CVE-2026-22819 is a race condition vulnerability classified under CWE-366 found in Outray, an open-source alternative to ngrok used for creating secure tunnels to localhost services. The vulnerability exists in versions prior to 0.1.5 within the subdomain allocation endpoint located at main/apps/web/src/routes/api/$orgSlug/subdomains/index.ts. Specifically, the lack of database transaction locking mechanisms allows concurrent requests from a user on a free plan to bypass intended subdomain allocation limits. This race condition can be exploited by sending multiple simultaneous requests to the subdomain API, resulting in the user obtaining more subdomains than permitted. The flaw impacts the integrity of the system by enabling unauthorized resource allocation but does not expose confidential data. The vulnerability requires network access and low privileges (a free plan user) but does not require user interaction. The CVSS v3.1 score is 5.9 (medium), reflecting the moderate impact on integrity and high impact on availability due to potential resource exhaustion or service disruption. The issue was resolved in Outray version 0.1.5 by introducing proper database transaction locks to serialize subdomain allocation requests and prevent concurrent exploitation. No public exploits have been reported to date.

For European organizations using Outray versions prior to 0.1.5, this vulnerability can lead to unauthorized allocation of subdomains beyond the intended limits for free plan users.

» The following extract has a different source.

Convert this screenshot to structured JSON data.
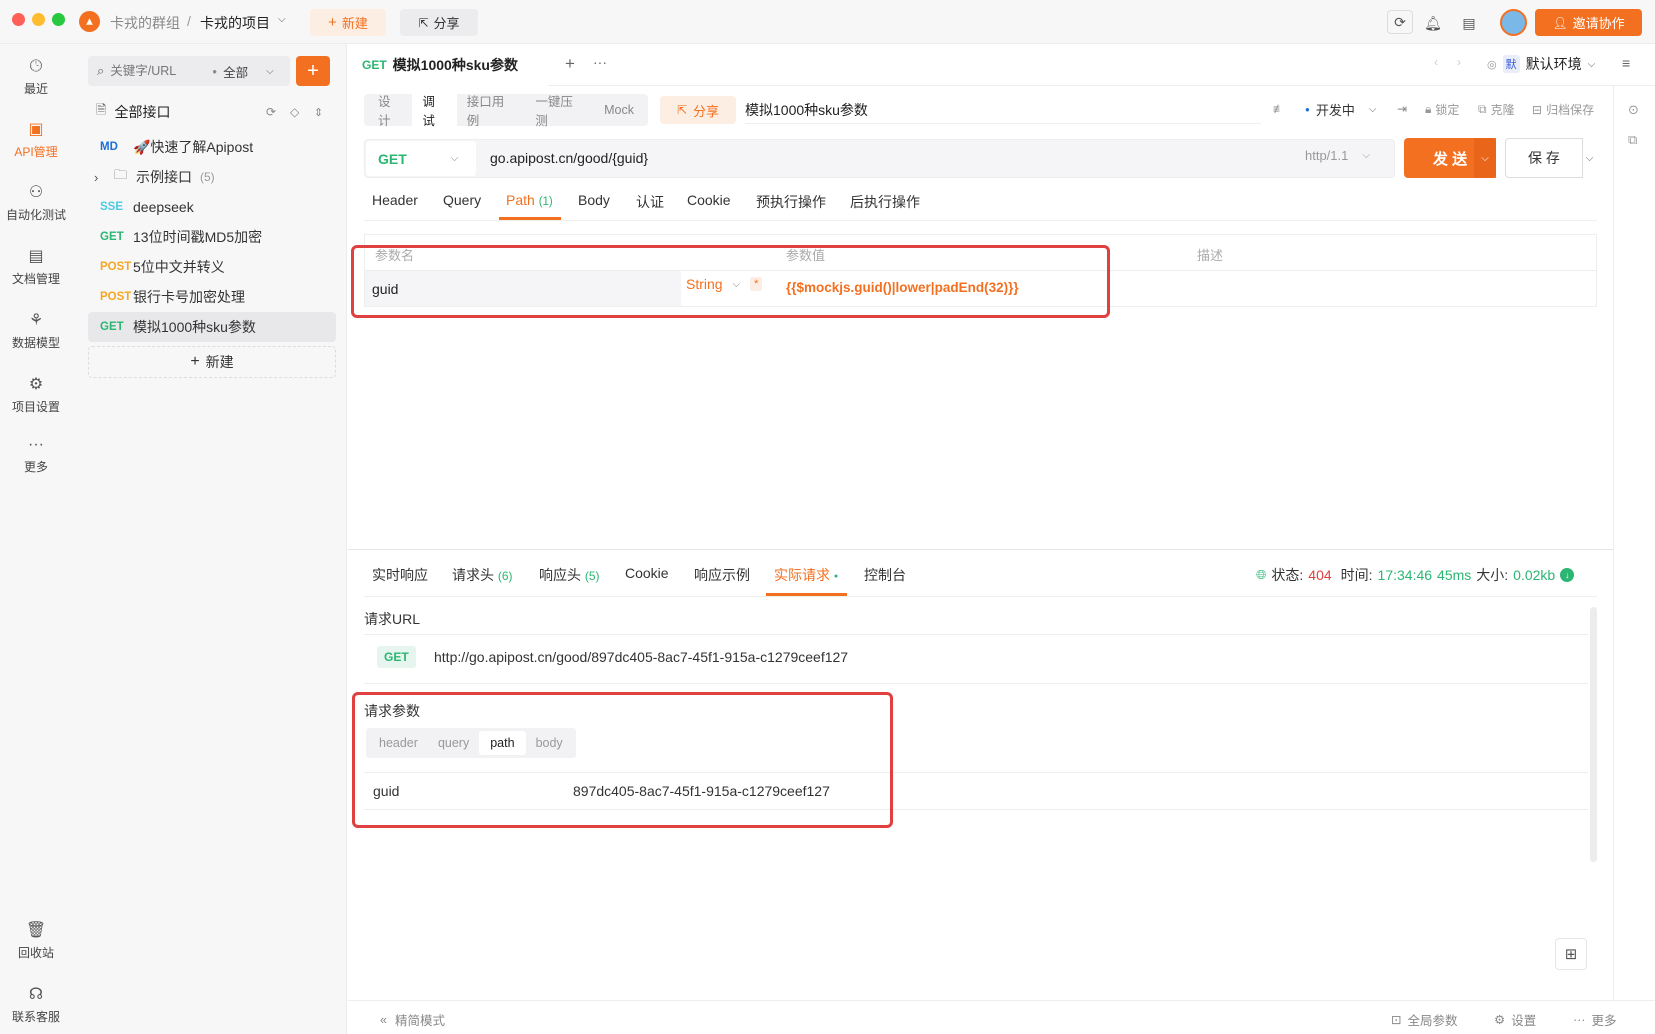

This can result in resource abuse, potentially degrading service availability for legitimate users and increasing operational costs if subdomain resources are limited or metered. While confidentiality is not directly impacted, the integrity of resource allocation is compromised, which could undermine trust in the service. Organizations relying on Outray for secure tunneling in development, testing, or production environments may experience disruptions or reduced service quality. Additionally, attackers could leverage the excess subdomains to facilitate further malicious activities such as phishing or evasion of network controls. The absence of known exploits reduces immediate risk, but the vulnerability remains a concern until patched. European entities with strict compliance requirements should also consider the risk of service availability issues affecting regulatory obligations.

The primary mitigation is to upgrade Outray to version 0.1.5 or later, where the vulnerability is fixed by implementing proper database transaction locking. Organizations should audit their Outray deployments to identify affected versions and apply the update promptly. Additionally, implementing rate limiting and concurrency controls on the subdomain allocation API can reduce the risk of exploitation. Monitoring for unusual patterns of subdomain requests from free plan users can help detect attempted abuse. For environments where immediate upgrade is not feasible, deploying a web application firewall (WAF) with custom rules to limit concurrent requests to the vulnerable endpoint may provide temporary protection. Finally, organizations should review their subscription and resource allocation policies to ensure that abuse of free-tier resources is minimized and consider restricting free plan capabilities if necessary.